Sergei Shulgin

Personal information
- Full name: Sergei Aleksandrovich Shulgin
- Date of birth: 22 February 1963 (age 62)
- Place of birth: Moscow, Russian SFSR
- Height: 1.79 m (5 ft 10+1⁄2 in)
- Position(s): Defender/Midfielder

Youth career
- FC Spartak Moscow

Senior career*
- Years: Team / Apps / (Gls)
- 1982–1985: FC Spartak Moscow / 4 / (0)
- 1985: FC Krasnaya Presnya Moscow
- 1986–1987: PFC CSKA-2 Moscow
- 1987: PFC CSKA Moscow / 5 / (0)
- 1988: FC Lokomotiv Moscow (reserves) /  / (1)
- 1989–1991: FC Geolog Tyumen / 86 / (3)
- 1992–1993: FC Asmaral Moscow / 49 / (1)
- 1994–1996: FC Dynamo Moscow / 36 / (0)

Managerial career
- 2006: FC Nosta Novotroitsk (director)
- 2009: FC Saturn-2 Moscow Oblast (general director)

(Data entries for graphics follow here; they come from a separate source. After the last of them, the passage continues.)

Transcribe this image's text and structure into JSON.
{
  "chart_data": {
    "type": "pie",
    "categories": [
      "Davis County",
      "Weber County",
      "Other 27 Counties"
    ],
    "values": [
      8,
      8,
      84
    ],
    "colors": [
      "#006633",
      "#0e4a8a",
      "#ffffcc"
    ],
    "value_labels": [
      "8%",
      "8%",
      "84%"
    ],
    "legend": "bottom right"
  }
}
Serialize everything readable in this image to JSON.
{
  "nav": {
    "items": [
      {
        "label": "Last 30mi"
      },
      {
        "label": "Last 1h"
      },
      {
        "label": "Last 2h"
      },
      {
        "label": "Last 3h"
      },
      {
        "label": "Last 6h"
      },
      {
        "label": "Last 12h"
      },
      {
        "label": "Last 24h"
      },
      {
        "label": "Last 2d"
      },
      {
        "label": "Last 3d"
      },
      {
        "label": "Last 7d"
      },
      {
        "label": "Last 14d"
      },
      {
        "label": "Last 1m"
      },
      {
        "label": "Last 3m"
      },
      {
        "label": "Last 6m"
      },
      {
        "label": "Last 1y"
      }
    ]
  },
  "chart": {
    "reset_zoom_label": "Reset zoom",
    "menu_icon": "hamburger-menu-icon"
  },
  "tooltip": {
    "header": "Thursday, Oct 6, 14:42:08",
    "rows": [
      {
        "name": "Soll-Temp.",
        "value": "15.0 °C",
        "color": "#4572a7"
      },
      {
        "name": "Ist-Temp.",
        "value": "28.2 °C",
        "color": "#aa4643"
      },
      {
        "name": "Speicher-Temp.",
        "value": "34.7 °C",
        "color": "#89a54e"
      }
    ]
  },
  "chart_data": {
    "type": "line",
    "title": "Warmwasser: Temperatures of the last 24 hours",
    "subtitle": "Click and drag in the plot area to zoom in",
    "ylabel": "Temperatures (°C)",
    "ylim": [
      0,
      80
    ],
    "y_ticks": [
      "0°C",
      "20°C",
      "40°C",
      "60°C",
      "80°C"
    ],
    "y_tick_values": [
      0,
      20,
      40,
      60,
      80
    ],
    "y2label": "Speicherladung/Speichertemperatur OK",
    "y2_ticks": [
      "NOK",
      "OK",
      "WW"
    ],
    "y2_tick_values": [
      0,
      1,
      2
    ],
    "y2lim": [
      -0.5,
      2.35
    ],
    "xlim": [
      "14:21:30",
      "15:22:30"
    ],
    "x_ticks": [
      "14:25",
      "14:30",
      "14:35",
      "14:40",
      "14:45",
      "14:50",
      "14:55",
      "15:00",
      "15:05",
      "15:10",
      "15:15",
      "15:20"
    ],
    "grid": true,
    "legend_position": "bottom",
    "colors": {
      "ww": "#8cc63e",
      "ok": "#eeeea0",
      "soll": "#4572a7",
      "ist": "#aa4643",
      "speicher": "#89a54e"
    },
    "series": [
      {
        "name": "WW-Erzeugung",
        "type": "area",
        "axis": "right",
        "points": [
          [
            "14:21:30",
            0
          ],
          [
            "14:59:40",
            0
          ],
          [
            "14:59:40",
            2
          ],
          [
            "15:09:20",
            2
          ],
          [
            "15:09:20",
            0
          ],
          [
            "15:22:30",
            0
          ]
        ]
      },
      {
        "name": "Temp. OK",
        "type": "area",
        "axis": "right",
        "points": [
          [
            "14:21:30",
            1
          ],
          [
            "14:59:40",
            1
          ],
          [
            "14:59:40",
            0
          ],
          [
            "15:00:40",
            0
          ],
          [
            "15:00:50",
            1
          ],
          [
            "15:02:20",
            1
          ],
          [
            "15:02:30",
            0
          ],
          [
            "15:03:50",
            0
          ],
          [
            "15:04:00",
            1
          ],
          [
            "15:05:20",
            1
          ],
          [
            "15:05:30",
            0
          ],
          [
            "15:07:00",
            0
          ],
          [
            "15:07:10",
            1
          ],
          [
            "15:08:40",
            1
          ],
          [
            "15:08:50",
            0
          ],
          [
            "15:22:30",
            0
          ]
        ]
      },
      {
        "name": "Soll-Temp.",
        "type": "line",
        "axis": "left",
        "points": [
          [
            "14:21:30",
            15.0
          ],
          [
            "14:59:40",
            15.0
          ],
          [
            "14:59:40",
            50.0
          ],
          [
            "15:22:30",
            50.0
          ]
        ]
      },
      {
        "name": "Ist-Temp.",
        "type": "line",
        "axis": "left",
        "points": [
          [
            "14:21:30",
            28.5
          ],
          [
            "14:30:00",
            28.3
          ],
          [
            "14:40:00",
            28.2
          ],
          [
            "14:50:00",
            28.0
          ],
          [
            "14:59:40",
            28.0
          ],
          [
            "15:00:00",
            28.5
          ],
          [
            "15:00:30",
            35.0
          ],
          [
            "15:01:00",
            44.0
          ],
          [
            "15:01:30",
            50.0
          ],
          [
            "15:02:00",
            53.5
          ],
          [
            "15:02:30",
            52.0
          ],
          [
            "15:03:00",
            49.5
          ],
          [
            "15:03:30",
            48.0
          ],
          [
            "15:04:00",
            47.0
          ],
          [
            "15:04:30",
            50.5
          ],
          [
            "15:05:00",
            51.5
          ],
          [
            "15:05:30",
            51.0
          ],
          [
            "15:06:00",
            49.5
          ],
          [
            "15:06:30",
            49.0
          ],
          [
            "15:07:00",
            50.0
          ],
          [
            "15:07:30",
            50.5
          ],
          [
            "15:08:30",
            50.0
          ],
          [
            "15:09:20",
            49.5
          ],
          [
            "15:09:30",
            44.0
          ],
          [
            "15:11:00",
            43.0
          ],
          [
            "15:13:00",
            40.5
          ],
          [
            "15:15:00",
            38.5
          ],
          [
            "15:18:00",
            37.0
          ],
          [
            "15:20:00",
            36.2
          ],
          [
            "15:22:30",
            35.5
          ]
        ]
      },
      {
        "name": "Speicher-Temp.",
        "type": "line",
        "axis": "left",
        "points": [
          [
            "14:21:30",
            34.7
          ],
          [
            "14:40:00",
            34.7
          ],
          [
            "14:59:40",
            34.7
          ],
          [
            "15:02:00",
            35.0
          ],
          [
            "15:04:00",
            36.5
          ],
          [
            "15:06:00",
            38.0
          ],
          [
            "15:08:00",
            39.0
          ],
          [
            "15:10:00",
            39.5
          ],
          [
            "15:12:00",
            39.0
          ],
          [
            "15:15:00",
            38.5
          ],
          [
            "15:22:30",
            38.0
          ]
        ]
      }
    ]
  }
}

= Sergei Shulgin (footballer) =

Russian footballer

Sergei Aleksandrovich Shulgin (Серге́й Александрович Шульгин; born 22 February 1963) is a former Russian professional footballer.

==Club career==
He made his professional debut in the Soviet Top League in 1983 for FC Spartak Moscow. He played 1 game for FC Lokomotiv Moscow main squad in the Soviet Cup.

==Honours==
- Soviet Top League runner-up: 1983, 1984.
- Russian Premier League runner-up: 1994.
- Russian Cup winner: 1995 (scored the winning penalty kick in the shootout in the final game).

==European club competitions==
With FC Dynamo Moscow.

- UEFA Cup 1994–95: 2 games.
- UEFA Cup Winners' Cup 1995–96: 5 games.